I knew that I loved you people.

Dear Feastlings,
Birds of a feather flock together, and all that, and I’m cheered and delighted at those of you who wrote me back about your own love for Kurt Vonnegut, so I’m going to tell you one more little story, an inconsequential but true one, a little bit about him, but really more about minor disappointment.
As it happens, my grandfather, who is still dear to me in a way that few people ever will be in this world, worked for General Electric. He worked there engineering cranes that put containers on ships and took containers off of them, and I imagine did much more as well. He did it for his entire career, as people once did, and he did it at GE in Schenectady, New York, where you may or may not know, Kurt Vonnegut worked as well. I couldn’t say how it came up, but after my relentless high school consumption of Vonnegut’s books, at one family gathering or another, it came out that my grandparents knew the Vonneguts. They weren’t particularly close, but my teenage brain,
the one that was coming untethered from taking much interest in hanging around with my grandparents when it wasn’t obligatory, and which had never been tethered to imagining their lives before my own limited life span, was agog. I wanted to know everything, and the conversation with my grandparents included about twenty seconds, thirty, tops, about Kurt Vonnegut. “Yes, he used to come to the company picnics,” was more or less what they had to say about him. It was his wife, Jane, my own grandmother’s namesake, about whom they waxed rhapsodic. “She was SUCH a lovely girl,” they said, “you wouldn’t find a nicer person.” “She was just DARLING.” “She was an EXCELLENT cook.” And on. And on. And on. They went on for what seemed like half an hour in a reverie I wasn’t included in but was only a witness to, talking about Jane Vonnegut, and any time I attempted to redirect the conversation toward him, they’d say, “Oh, yes, he was nice, too. Kind of quiet,” and then it was back to
Jane.
So there it is, a brush with fame brushed off like so much lint.
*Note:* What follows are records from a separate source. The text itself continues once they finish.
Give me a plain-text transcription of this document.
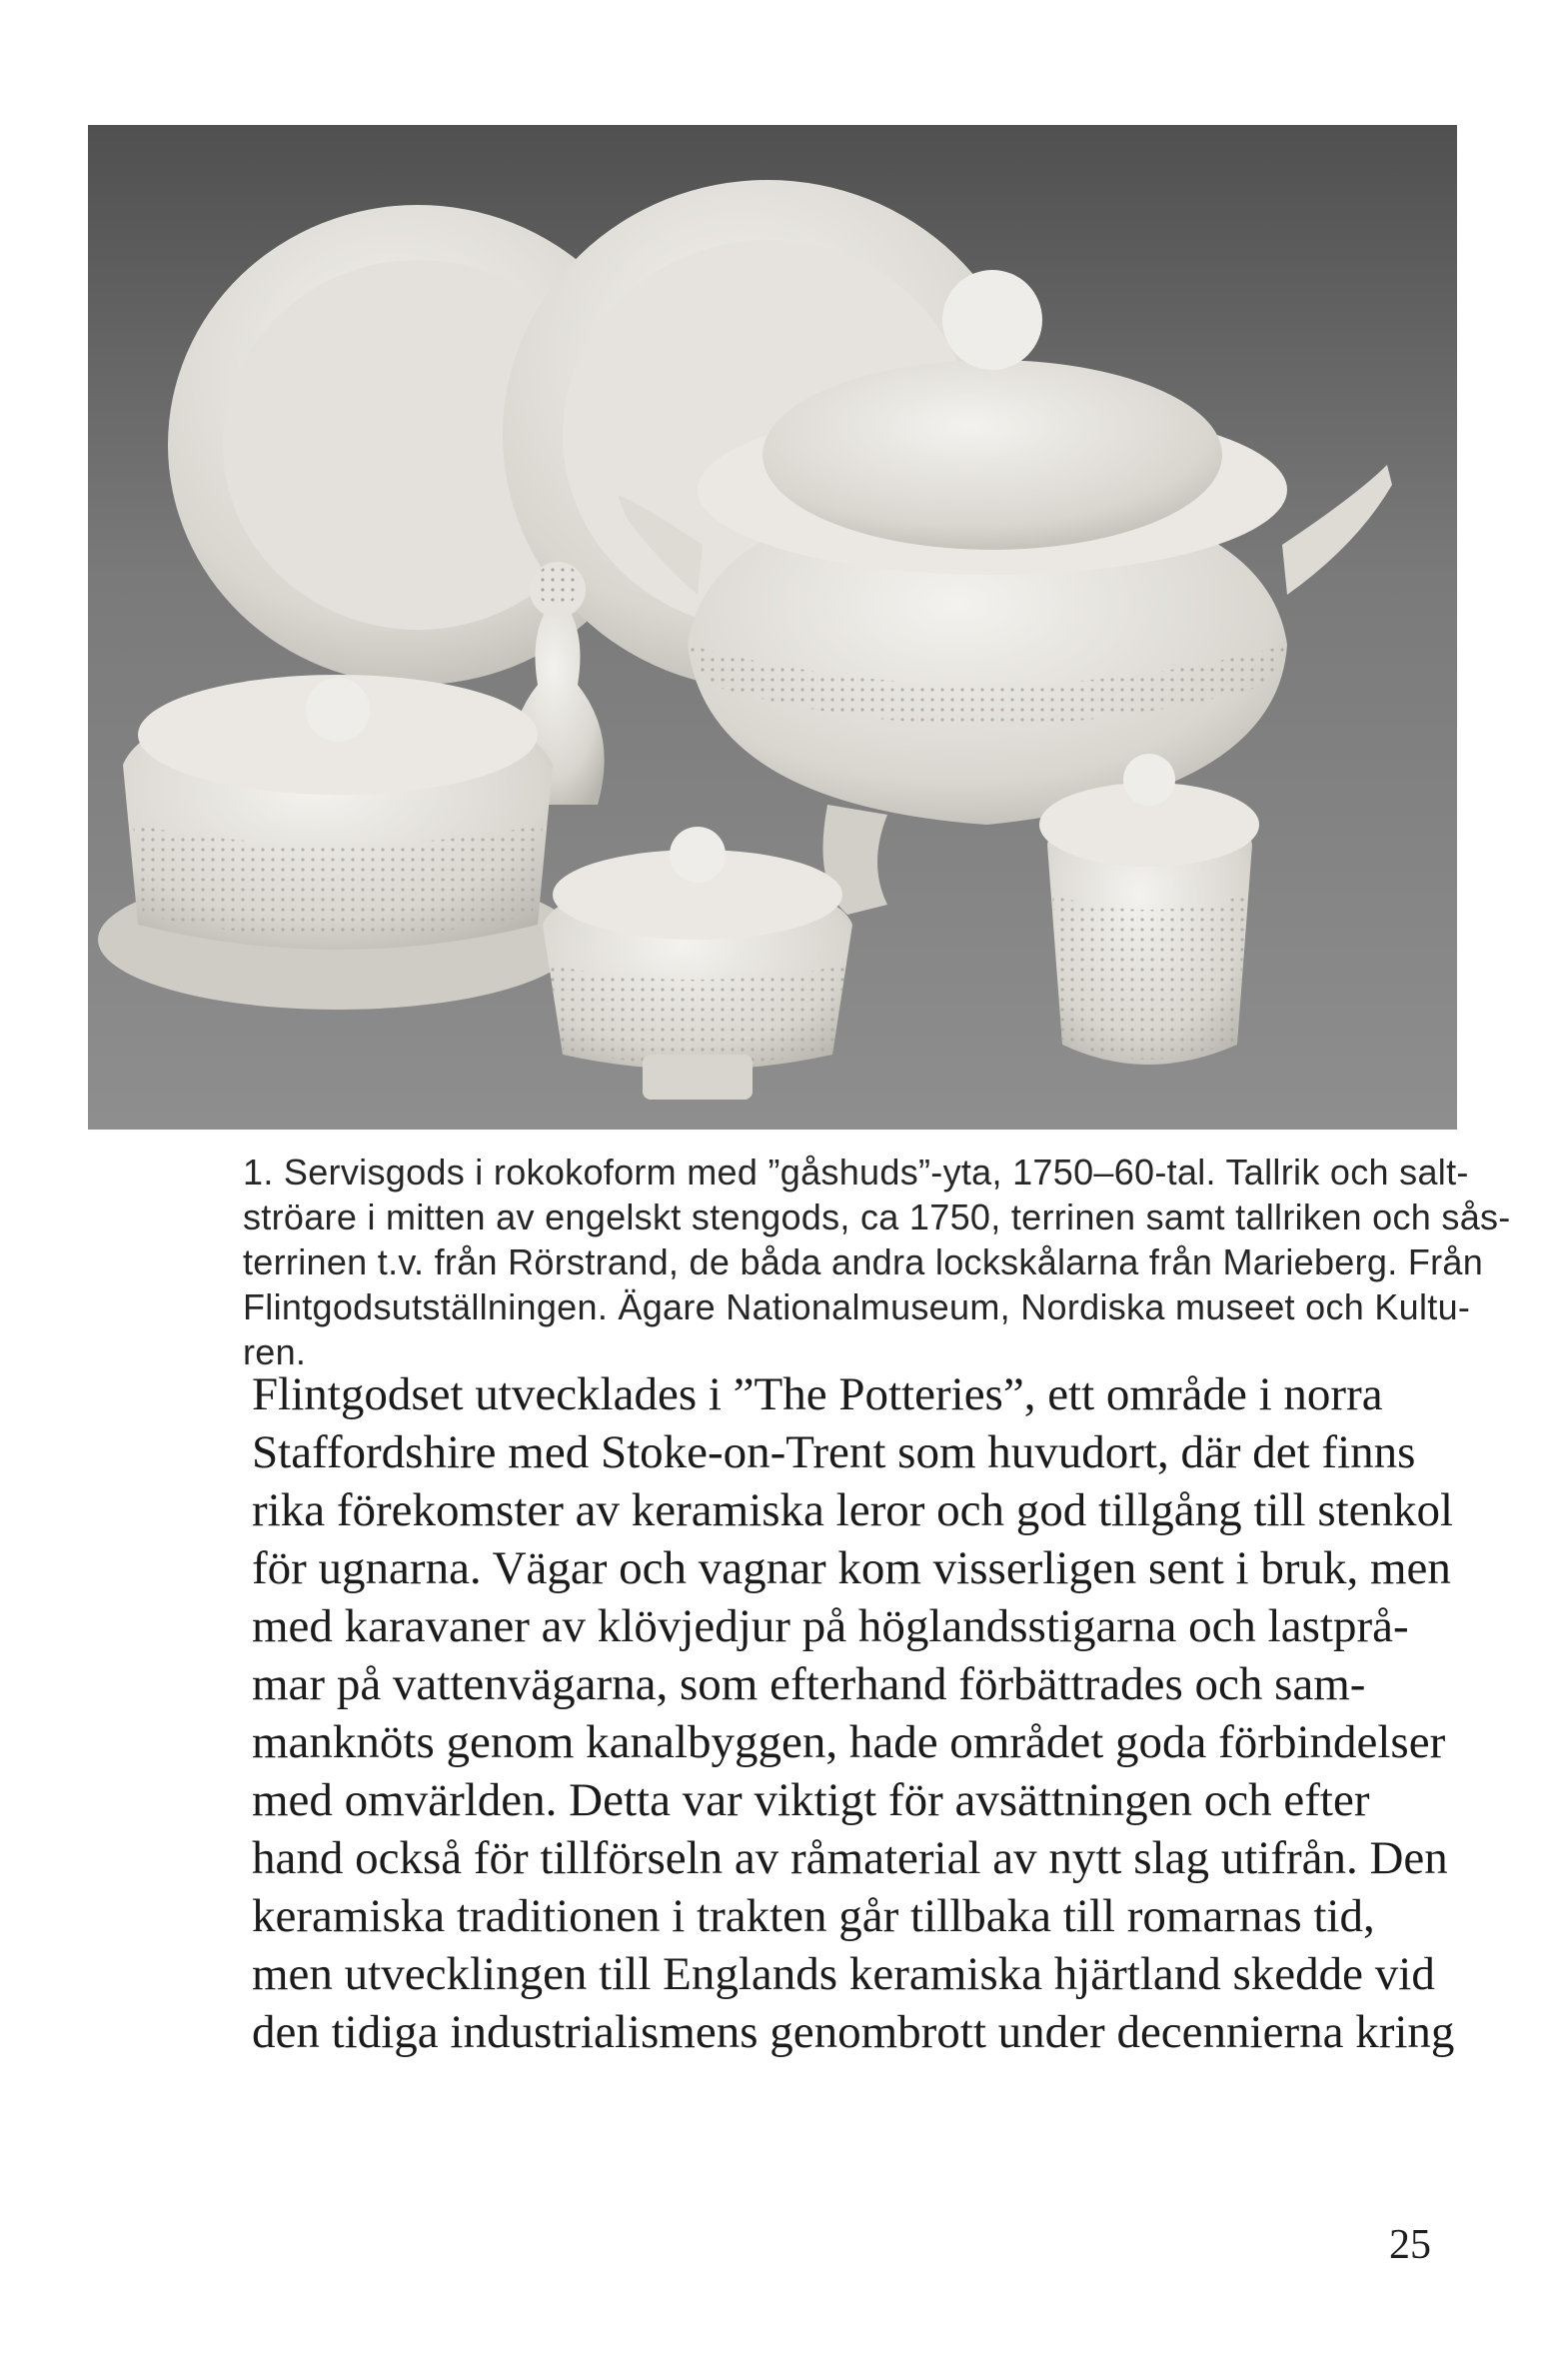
1. Servisgods i rokokoform med ”gåshuds”-yta, 1750–60-tal. Tallrik och salt-
ströare i mitten av engelskt stengods, ca 1750, terrinen samt tallriken och sås-
terrinen t.v. från Rörstrand, de båda andra lockskålarna från Marieberg. Från
Flintgodsutställningen. Ägare Nationalmuseum, Nordiska museet och Kultu-
ren.
Flintgodset utvecklades i ”The Potteries”, ett område i norra
Staffordshire med Stoke-on-Trent som huvudort, där det finns
rika förekomster av keramiska leror och god tillgång till stenkol
för ugnarna. Vägar och vagnar kom visserligen sent i bruk, men
med karavaner av klövjedjur på höglandsstigarna och lastprå-
mar på vattenvägarna, som efterhand förbättrades och sam-
manknöts genom kanalbyggen, hade området goda förbindelser
med omvärlden. Detta var viktigt för avsättningen och efter
hand också för tillförseln av råmaterial av nytt slag utifrån. Den
keramiska traditionen i trakten går tillbaka till romarnas tid,
men utvecklingen till Englands keramiska hjärtland skedde vid
den tidiga industrialismens genombrott under decennierna kring
25
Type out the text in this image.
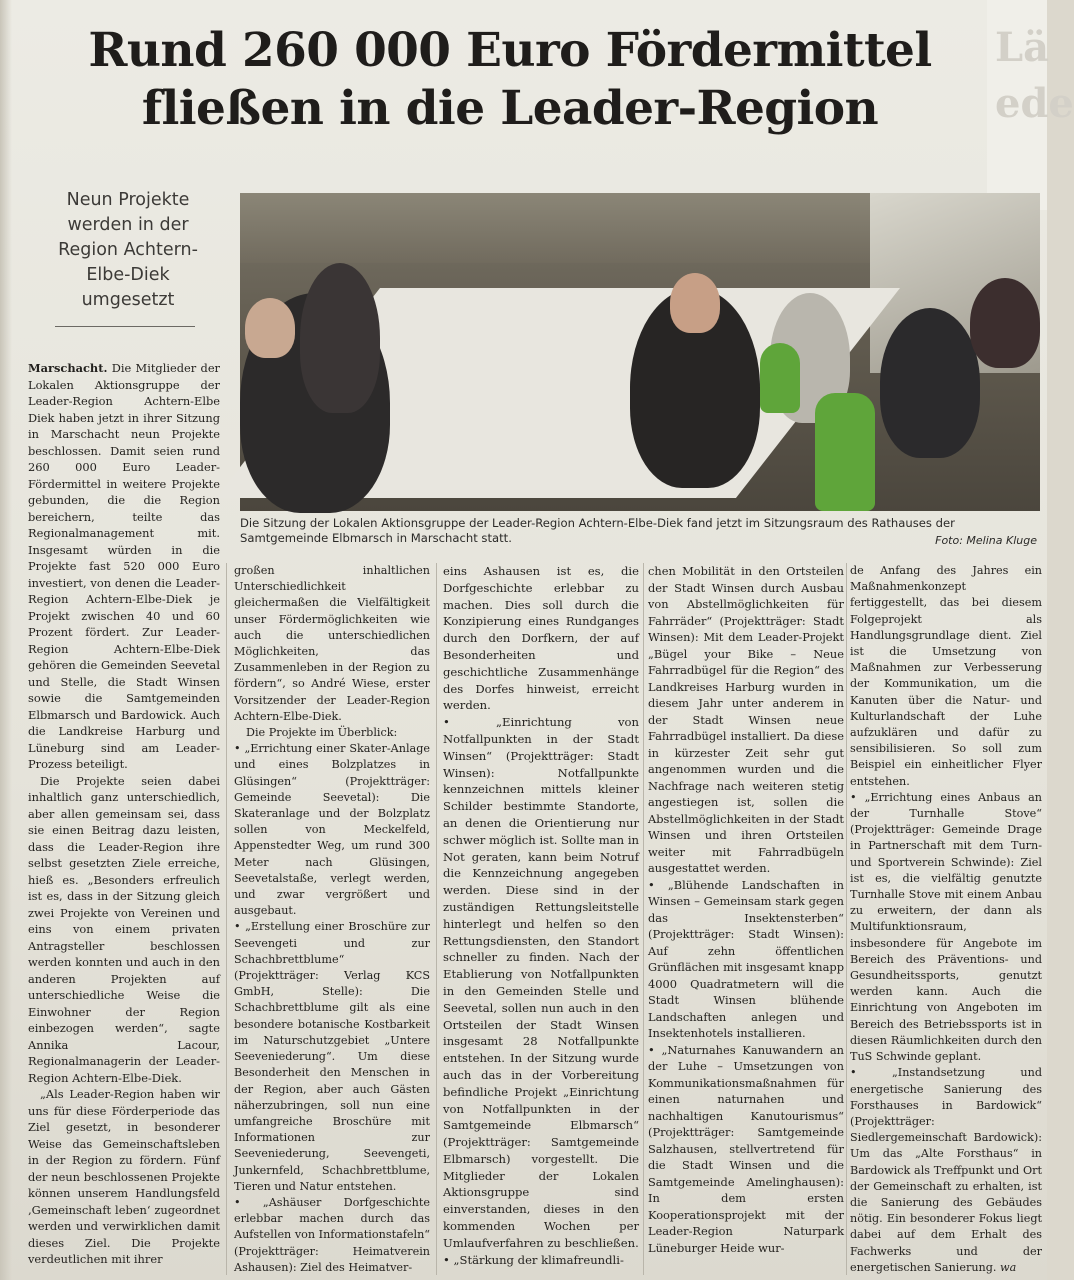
Lä
ede
Rund 260 000 Euro Fördermittel
fließen in die Leader-Region
Neun Projekte werden in der Region Achtern-Elbe-Diek umgesetzt
Die Sitzung der Lokalen Aktionsgruppe der Leader-Region Achtern-Elbe-Diek fand jetzt im Sitzungsraum des Rathauses der Samtgemeinde Elbmarsch in Marschacht statt.	Foto: Melina Kluge

Marschacht. Die Mitglieder der Lokalen Aktionsgruppe der Leader-Region Achtern-Elbe Diek haben jetzt in ihrer Sitzung in Marschacht neun Projekte beschlossen. Damit seien rund 260 000 Euro Leader-Fördermittel in weitere Projekte gebunden, die die Region bereichern, teilte das Regionalmanagement mit. Insgesamt würden in die Projekte fast 520 000 Euro investiert, von denen die Leader-Region Achtern-Elbe-Diek je Projekt zwischen 40 und 60 Prozent fördert. Zur Leader-Region Achtern-Elbe-Diek gehören die Gemeinden Seevetal und Stelle, die Stadt Winsen sowie die Samtgemeinden Elbmarsch und Bardowick. Auch die Landkreise Harburg und Lüneburg sind am Leader-Prozess beteiligt.

Die Projekte seien dabei inhaltlich ganz unterschiedlich, aber allen gemeinsam sei, dass sie einen Beitrag dazu leisten, dass die Leader-Region ihre selbst gesetzten Ziele erreiche, hieß es. „Besonders erfreulich ist es, dass in der Sitzung gleich zwei Projekte von Vereinen und eins von einem privaten Antragsteller beschlossen werden konnten und auch in den anderen Projekten auf unterschiedliche Weise die Einwohner der Region einbezogen werden“, sagte Annika Lacour, Regionalmanagerin der Leader-Region Achtern-Elbe-Diek.

„Als Leader-Region haben wir uns für diese Förderperiode das Ziel gesetzt, in besonderer Weise das Gemeinschaftsleben in der Region zu fördern. Fünf der neun beschlossenen Projekte können unserem Handlungsfeld ‚Gemeinschaft leben‘ zugeordnet werden und verwirklichen damit dieses Ziel. Die Projekte verdeutlichen mit ihrer

großen inhaltlichen Unterschiedlichkeit gleichermaßen die Vielfältigkeit unser Fördermöglichkeiten wie auch die unterschiedlichen Möglichkeiten, das Zusammenleben in der Region zu fördern“, so André Wiese, erster Vorsitzender der Leader-Region Achtern-Elbe-Diek.

Die Projekte im Überblick:

• „Errichtung einer Skater-Anlage und eines Bolzplatzes in Glüsingen“ (Projektträger: Gemeinde Seevetal): Die Skateranlage und der Bolzplatz sollen von Meckelfeld, Appenstedter Weg, um rund 300 Meter nach Glüsingen, Seevetalstaße, verlegt werden, und zwar vergrößert und ausgebaut.

• „Erstellung einer Broschüre zur Seevengeti und zur Schachbrettblume“ (Projektträger: Verlag KCS GmbH, Stelle): Die Schachbrettblume gilt als eine besondere botanische Kostbarkeit im Naturschutzgebiet „Untere Seeveniederung“. Um diese Besonderheit den Menschen in der Region, aber auch Gästen näherzubringen, soll nun eine umfangreiche Broschüre mit Informationen zur Seeveniederung, Seevengeti, Junkernfeld, Schachbrettblume, Tieren und Natur entstehen.

• „Ashäuser Dorfgeschichte erlebbar machen durch das Aufstellen von Informationstafeln“ (Projektträger: Heimatverein Ashausen): Ziel des Heimatver-

eins Ashausen ist es, die Dorfgeschichte erlebbar zu machen. Dies soll durch die Konzipierung eines Rundganges durch den Dorfkern, der auf Besonderheiten und geschichtliche Zusammenhänge des Dorfes hinweist, erreicht werden.

• „Einrichtung von Notfallpunkten in der Stadt Winsen“ (Projektträger: Stadt Winsen): Notfallpunkte kennzeichnen mittels kleiner Schilder bestimmte Standorte, an denen die Orientierung nur schwer möglich ist. Sollte man in Not geraten, kann beim Notruf die Kennzeichnung angegeben werden. Diese sind in der zuständigen Rettungsleitstelle hinterlegt und helfen so den Rettungsdiensten, den Standort schneller zu finden. Nach der Etablierung von Notfallpunkten in den Gemeinden Stelle und Seevetal, sollen nun auch in den Ortsteilen der Stadt Winsen insgesamt 28 Notfallpunkte entstehen. In der Sitzung wurde auch das in der Vorbereitung befindliche Projekt „Einrichtung von Notfallpunkten in der Samtgemeinde Elbmarsch“ (Projektträger: Samtgemeinde Elbmarsch) vorgestellt. Die Mitglieder der Lokalen Aktionsgruppe sind einverstanden, dieses in den kommenden Wochen per Umlaufverfahren zu beschließen.

• „Stärkung der klimafreundli-

chen Mobilität in den Ortsteilen der Stadt Winsen durch Ausbau von Abstellmöglichkeiten für Fahrräder“ (Projektträger: Stadt Winsen): Mit dem Leader-Projekt „Bügel your Bike – Neue Fahrradbügel für die Region“ des Landkreises Harburg wurden in diesem Jahr unter anderem in der Stadt Winsen neue Fahrradbügel installiert. Da diese in kürzester Zeit sehr gut angenommen wurden und die Nachfrage nach weiteren stetig angestiegen ist, sollen die Abstellmöglichkeiten in der Stadt Winsen und ihren Ortsteilen weiter mit Fahrradbügeln ausgestattet werden.

• „Blühende Landschaften in Winsen – Gemeinsam stark gegen das Insektensterben“ (Projektträger: Stadt Winsen): Auf zehn öffentlichen Grünflächen mit insgesamt knapp 4000 Quadratmetern will die Stadt Winsen blühende Landschaften anlegen und Insektenhotels installieren.

• „Naturnahes Kanuwandern an der Luhe – Umsetzungen von Kommunikationsmaßnahmen für einen naturnahen und nachhaltigen Kanutourismus“ (Projektträger: Samtgemeinde Salzhausen, stellvertretend für die Stadt Winsen und die Samtgemeinde Amelinghausen): In dem ersten Kooperationsprojekt mit der Leader-Region Naturpark Lüneburger Heide wur-

de Anfang des Jahres ein Maßnahmenkonzept fertiggestellt, das bei diesem Folgeprojekt als Handlungsgrundlage dient. Ziel ist die Umsetzung von Maßnahmen zur Verbesserung der Kommunikation, um die Kanuten über die Natur- und Kulturlandschaft der Luhe aufzuklären und dafür zu sensibilisieren. So soll zum Beispiel ein einheitlicher Flyer entstehen.

• „Errichtung eines Anbaus an der Turnhalle Stove“ (Projektträger: Gemeinde Drage in Partnerschaft mit dem Turn- und Sportverein Schwinde): Ziel ist es, die vielfältig genutzte Turnhalle Stove mit einem Anbau zu erweitern, der dann als Multifunktionsraum, insbesondere für Angebote im Bereich des Präventions- und Gesundheitssports, genutzt werden kann. Auch die Einrichtung von Angeboten im Bereich des Betriebssports ist in diesen Räumlichkeiten durch den TuS Schwinde geplant.

• „Instandsetzung und energetische Sanierung des Forsthauses in Bardowick“ (Projektträger: Siedlergemeinschaft Bardowick): Um das „Alte Forsthaus“ in Bardowick als Treffpunkt und Ort der Gemeinschaft zu erhalten, ist die Sanierung des Gebäudes nötig. Ein besonderer Fokus liegt dabei auf dem Erhalt des Fachwerks und der energetischen Sanierung. wa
I sulked and walked away disappointed, but not without an awareness that still simmers on the back burner in my head, now more than it has in years: that every one of us leaves with others a little something, whether we live under the shadow of someone else’s notoriety, whether we do great things or horrible things or do nothing of note. And my grandparents’ impression of the Vonneguts only amplifies the bit I mentioned yesterday about courtesy prevailing, so here’s another chunk of Vonnegut for you, from God Bless You, Mr. Rosewater, which I now intend to reread:
“Hello babies. Welcome to Earth. It’s hot in the summer and cold in the winter. It’s round and wet and crowded. On the outside, babies, you’ve got a hundred years here. There’s only one rule that I know of, babies—God damn it, you’ve got to be kind.”
Here’s hoping that whatever it is you celebrate, you do it well this year, and hoping
that you do it with gusto. Here’s hoping that you be happy and safe, and that you do something kind for people, and that one of those people might be someone you adore, and one might be someone you don’t know, and that one might be yourself. Happy holidays.